If the city fathers would sell the property and thereby disable the community from rendering the service as directed by the electorate, special legislative authority must be obtained. Perhaps the Legislature in its wisdom has already provided the means by which the governing authorities may act. They are authorized, with the approval of a majority of the qualified voters of the town to “sell or lease upon such conditions and with such terms of payment as the city or town may prescribe any waterwork ... or any other public utility which may be owned by the city or town.” G.S. 160-2(6).
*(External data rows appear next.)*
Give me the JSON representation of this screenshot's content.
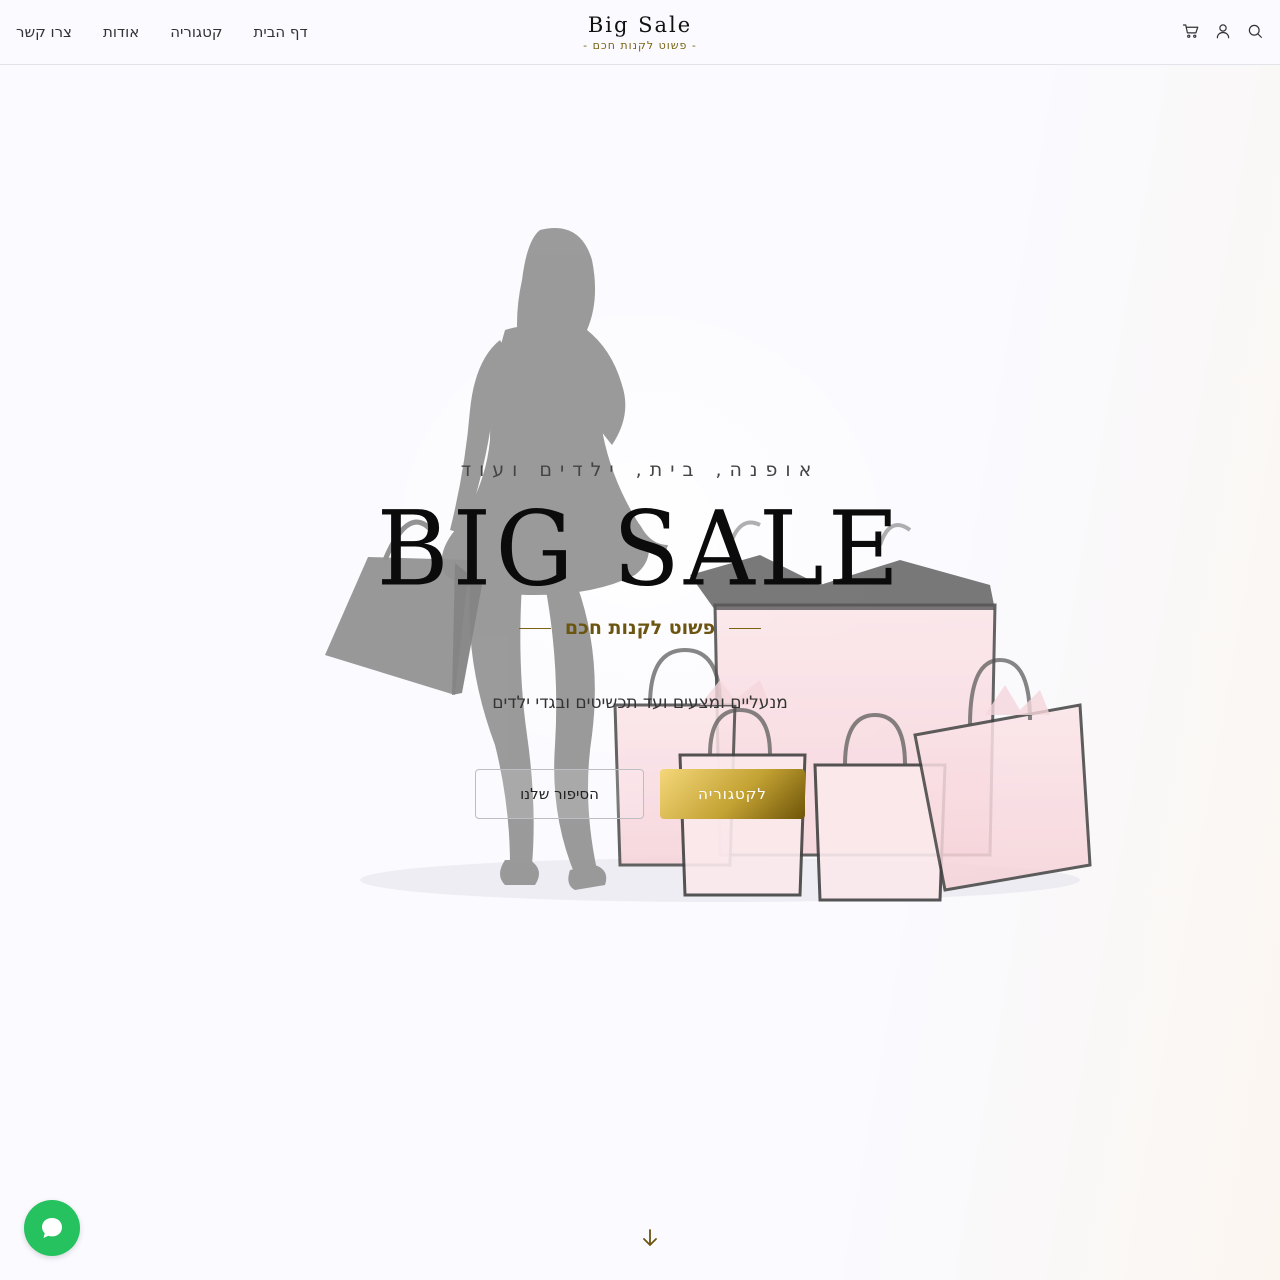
{
  "header": {
    "nav": [
      {
        "id": "contact",
        "label": "צרו קשר"
      },
      {
        "id": "about",
        "label": "אודות"
      },
      {
        "id": "category",
        "label": "קטגוריה"
      },
      {
        "id": "home",
        "label": "דף הבית"
      }
    ],
    "logo_title": "Big Sale",
    "logo_tagline": "- פשוט לקנות חכם -",
    "icons": [
      "cart-icon",
      "user-icon",
      "search-icon"
    ]
  },
  "hero": {
    "eyebrow": "אופנה, בית, ילדים ועוד",
    "title": "BIG SALE",
    "tagline": "פשוט לקנות חכם",
    "lead": "מנעליים ומצעים ועד תכשיטים ובגדי ילדים",
    "secondary_button": "הסיפור שלנו",
    "primary_button": "לקטגוריה"
  },
  "colors": {
    "gold": "#7a6414",
    "gold_light": "#f4d77a",
    "chat_green": "#25c25f",
    "background": "#fafaff"
  }
}
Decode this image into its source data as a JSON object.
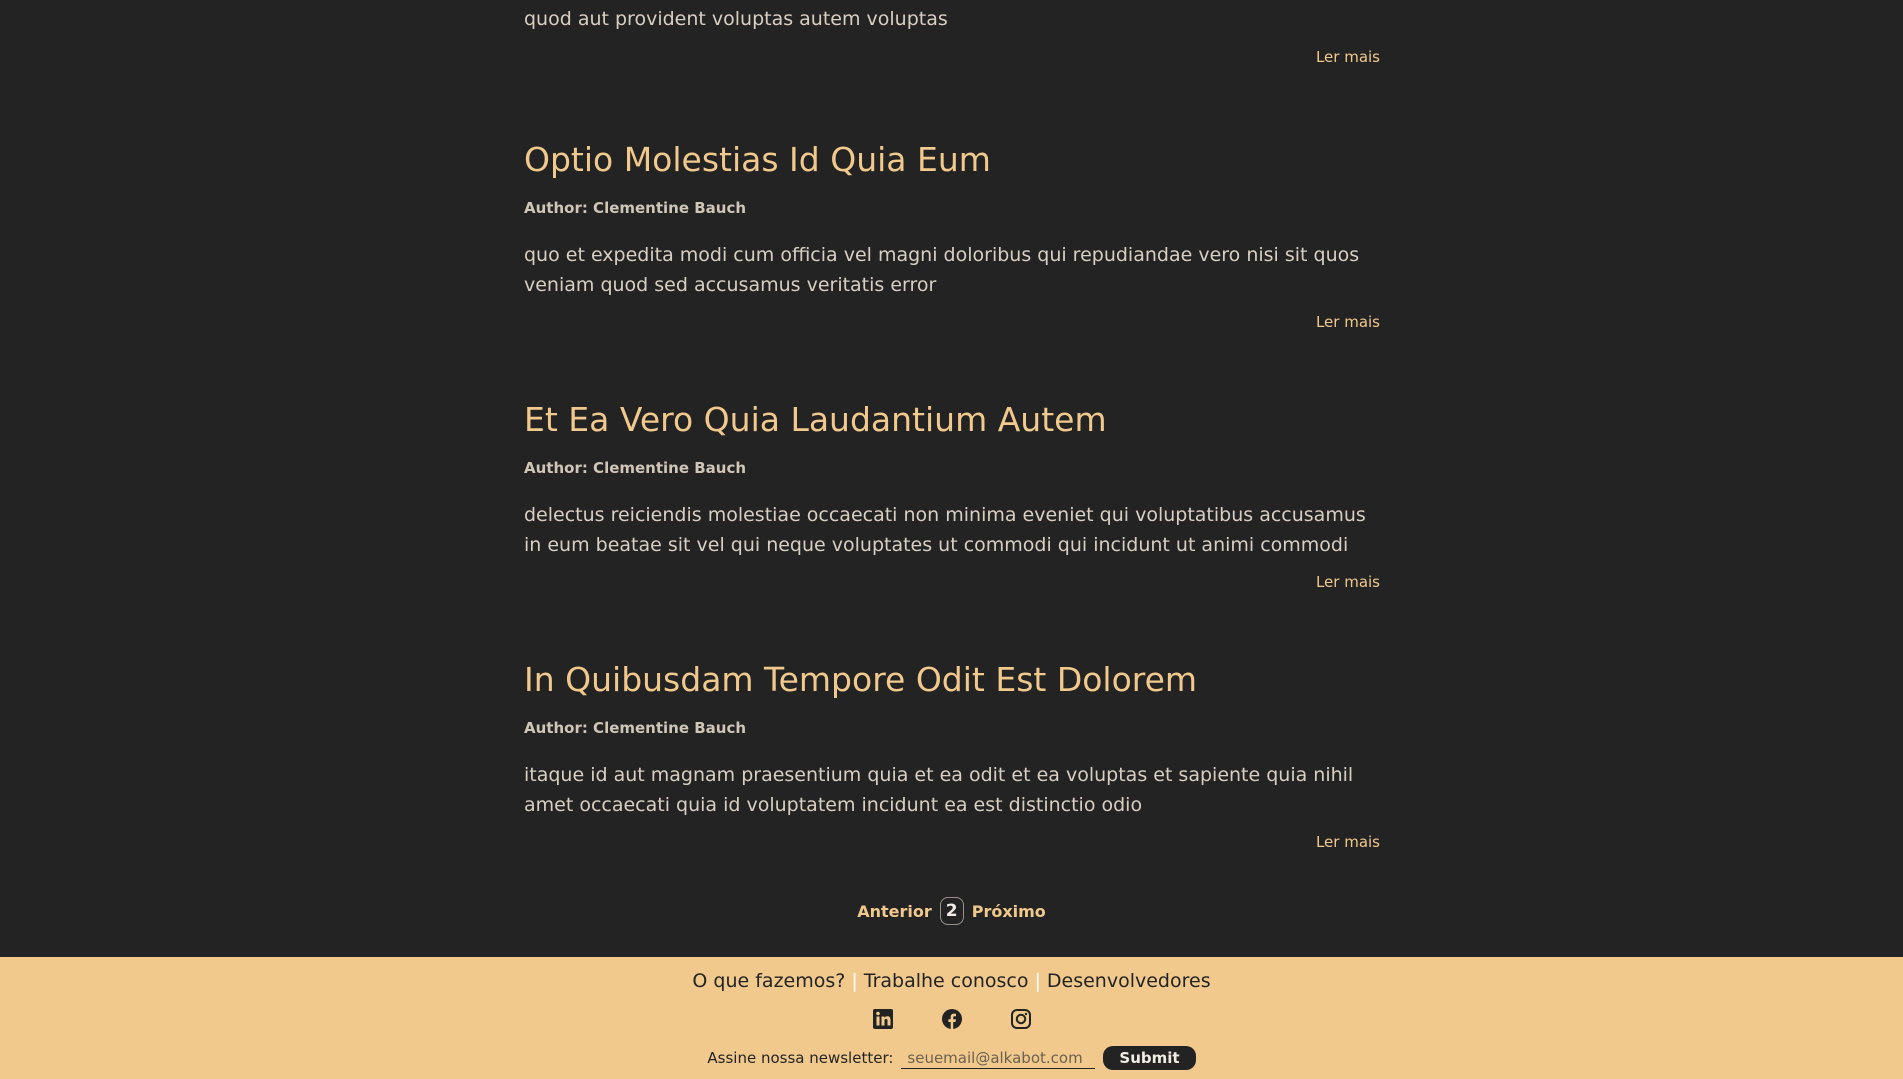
{
  "posts": [
    {
      "title": "",
      "author": "",
      "body": "quod aut provident voluptas autem voluptas",
      "read_more": "Ler mais"
    },
    {
      "title": "Optio Molestias Id Quia Eum",
      "author": "Author: Clementine Bauch",
      "body": "quo et expedita modi cum officia vel magni doloribus qui repudiandae vero nisi sit quos veniam quod sed accusamus veritatis error",
      "read_more": "Ler mais"
    },
    {
      "title": "Et Ea Vero Quia Laudantium Autem",
      "author": "Author: Clementine Bauch",
      "body": "delectus reiciendis molestiae occaecati non minima eveniet qui voluptatibus accusamus in eum beatae sit vel qui neque voluptates ut commodi qui incidunt ut animi commodi",
      "read_more": "Ler mais"
    },
    {
      "title": "In Quibusdam Tempore Odit Est Dolorem",
      "author": "Author: Clementine Bauch",
      "body": "itaque id aut magnam praesentium quia et ea odit et ea voluptas et sapiente quia nihil amet occaecati quia id voluptatem incidunt ea est distinctio odio",
      "read_more": "Ler mais"
    }
  ],
  "pagination": {
    "prev_label": "Anterior",
    "current_page": "2",
    "next_label": "Próximo"
  },
  "footer": {
    "links": [
      "O que fazemos?",
      "Trabalhe conosco",
      "Desenvolvedores"
    ],
    "separator": "|",
    "social_icons": [
      "linkedin-icon",
      "facebook-icon",
      "instagram-icon"
    ],
    "newsletter_label": "Assine nossa newsletter:",
    "newsletter_placeholder": "seuemail@alkabot.com",
    "submit_label": "Submit"
  },
  "colors": {
    "background": "#232323",
    "accent": "#f1c98d",
    "text": "#d8cfc2"
  }
}
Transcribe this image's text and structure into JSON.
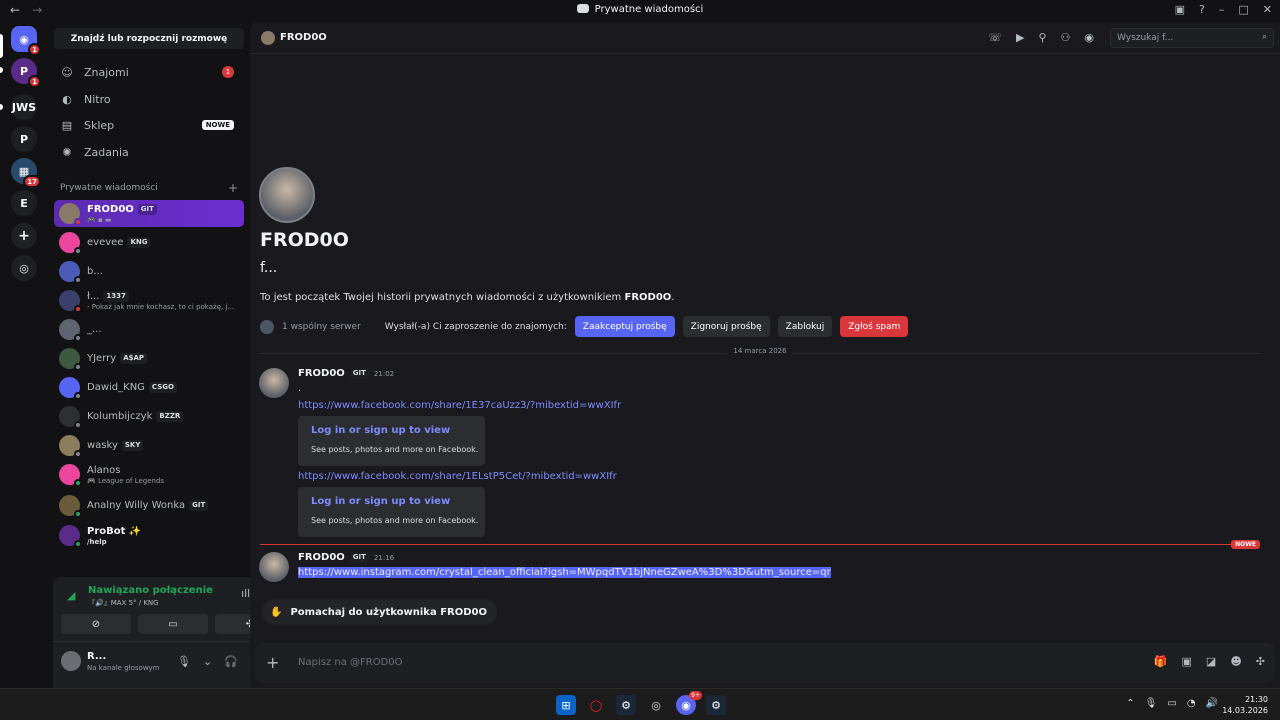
{
  "window": {
    "title": "Prywatne wiadomości"
  },
  "servers": [
    {
      "label": "",
      "badge": "1"
    },
    {
      "label": "",
      "badge": "1"
    },
    {
      "label": "JWS",
      "badge": ""
    },
    {
      "label": "P",
      "badge": ""
    },
    {
      "label": "",
      "badge": "17"
    },
    {
      "label": "E",
      "badge": ""
    }
  ],
  "sidebar": {
    "find_label": "Znajdź lub rozpocznij rozmowę",
    "nav": [
      {
        "label": "Znajomi",
        "badge": "1"
      },
      {
        "label": "Nitro",
        "badge": ""
      },
      {
        "label": "Sklep",
        "badge": "NOWE"
      },
      {
        "label": "Zadania",
        "badge": ""
      }
    ],
    "dm_header": "Prywatne wiadomości",
    "dms": [
      {
        "name": "FROD0O",
        "tag": "GIT",
        "sub": ""
      },
      {
        "name": "evevee",
        "tag": "KNG",
        "sub": ""
      },
      {
        "name": "b...",
        "tag": "",
        "sub": ""
      },
      {
        "name": "ł...",
        "tag": "1337",
        "sub": "- Pokaż jak mnie kochasz, to ci pokażę, j..."
      },
      {
        "name": "_...",
        "tag": "",
        "sub": ""
      },
      {
        "name": "YJerry",
        "tag": "A$AP",
        "sub": ""
      },
      {
        "name": "Dawid_KNG",
        "tag": "CSGO",
        "sub": ""
      },
      {
        "name": "Kolumbijczyk",
        "tag": "BZZR",
        "sub": ""
      },
      {
        "name": "wasky",
        "tag": "SKY",
        "sub": ""
      },
      {
        "name": "Alanos",
        "tag": "",
        "sub": "League of Legends"
      },
      {
        "name": "Analny Willy Wonka",
        "tag": "GIT",
        "sub": ""
      },
      {
        "name": "ProBot ✨",
        "tag": "",
        "sub": "/help"
      }
    ]
  },
  "voice": {
    "status": "Nawiązano połączenie",
    "channel": "『🔊』MAX 5° / KNG",
    "user_name": "R...",
    "user_status": "Na kanale głosowym"
  },
  "chat": {
    "header_name": "FROD0O",
    "search_placeholder": "Wyszukaj f...",
    "intro_name": "FROD0O",
    "intro_handle": "f...",
    "intro_text_prefix": "To jest początek Twojej historii prywatnych wiadomości z użytkownikiem ",
    "intro_text_name": "FROD0O",
    "intro_text_suffix": ".",
    "mutual_servers": "1 wspólny serwer",
    "invite_text": "Wysłał(-a) Ci zaproszenie do znajomych:",
    "accept": "Zaakceptuj prośbę",
    "ignore": "Zignoruj prośbę",
    "block": "Zablokuj",
    "spam": "Zgłoś spam",
    "date": "14 marca 2026",
    "new_label": "NOWE",
    "messages": [
      {
        "author": "FROD0O",
        "tag": "GIT",
        "time": "21:02"
      },
      {
        "author": "FROD0O",
        "tag": "GIT",
        "time": "21:16"
      }
    ],
    "msg1_dot": ".",
    "link1": "https://www.facebook.com/share/1E37caUzz3/?mibextid=wwXIfr",
    "link2": "https://www.facebook.com/share/1ELstP5Cet/?mibextid=wwXIfr",
    "embed_title": "Log in or sign up to view",
    "embed_desc": "See posts, photos and more on Facebook.",
    "link3": "https://www.instagram.com/crystal_clean_official?igsh=MWpqdTV1bjNneGZweA%3D%3D&utm_source=qr",
    "wave_label": "Pomachaj do użytkownika FROD0O",
    "composer_placeholder": "Napisz na @FROD0O"
  },
  "taskbar": {
    "time": "21:30",
    "date": "14.03.2026",
    "app_badge": "9+"
  },
  "colors": {
    "accent": "#5865f2",
    "danger": "#da373c",
    "online": "#23a55a",
    "active_dm": "#6c2ed1"
  }
}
An airport acquired and maintained by a municipality meets the test of a public utility as defined by our decisions. Utilities Com. v. Water Co., 248 N.C. 27, 102 S.E. 2d 377; Turner v. Public Service Co., 170 N.C. 172, 86 S.E. 1033. It has been so held when the specific question was presented. S. v. Johnston, 220 N.W. 273; S. v. Jackson, 167 N.E. 396; Price v. Storms, 130 P 2d 523; S. v. Board of County Comrs., 79 N.E. 2d 698; Jones v. Keck, 74 N.E. 2d 644.
The facts stipulated are in my opinion insufficient to determine the right of the governing authority to order a sale. If the property is not needed for the operation of an airport, the mere fact that the city restricts the purchaser’s right to use for a fixed period to industrial uses would not impair the title.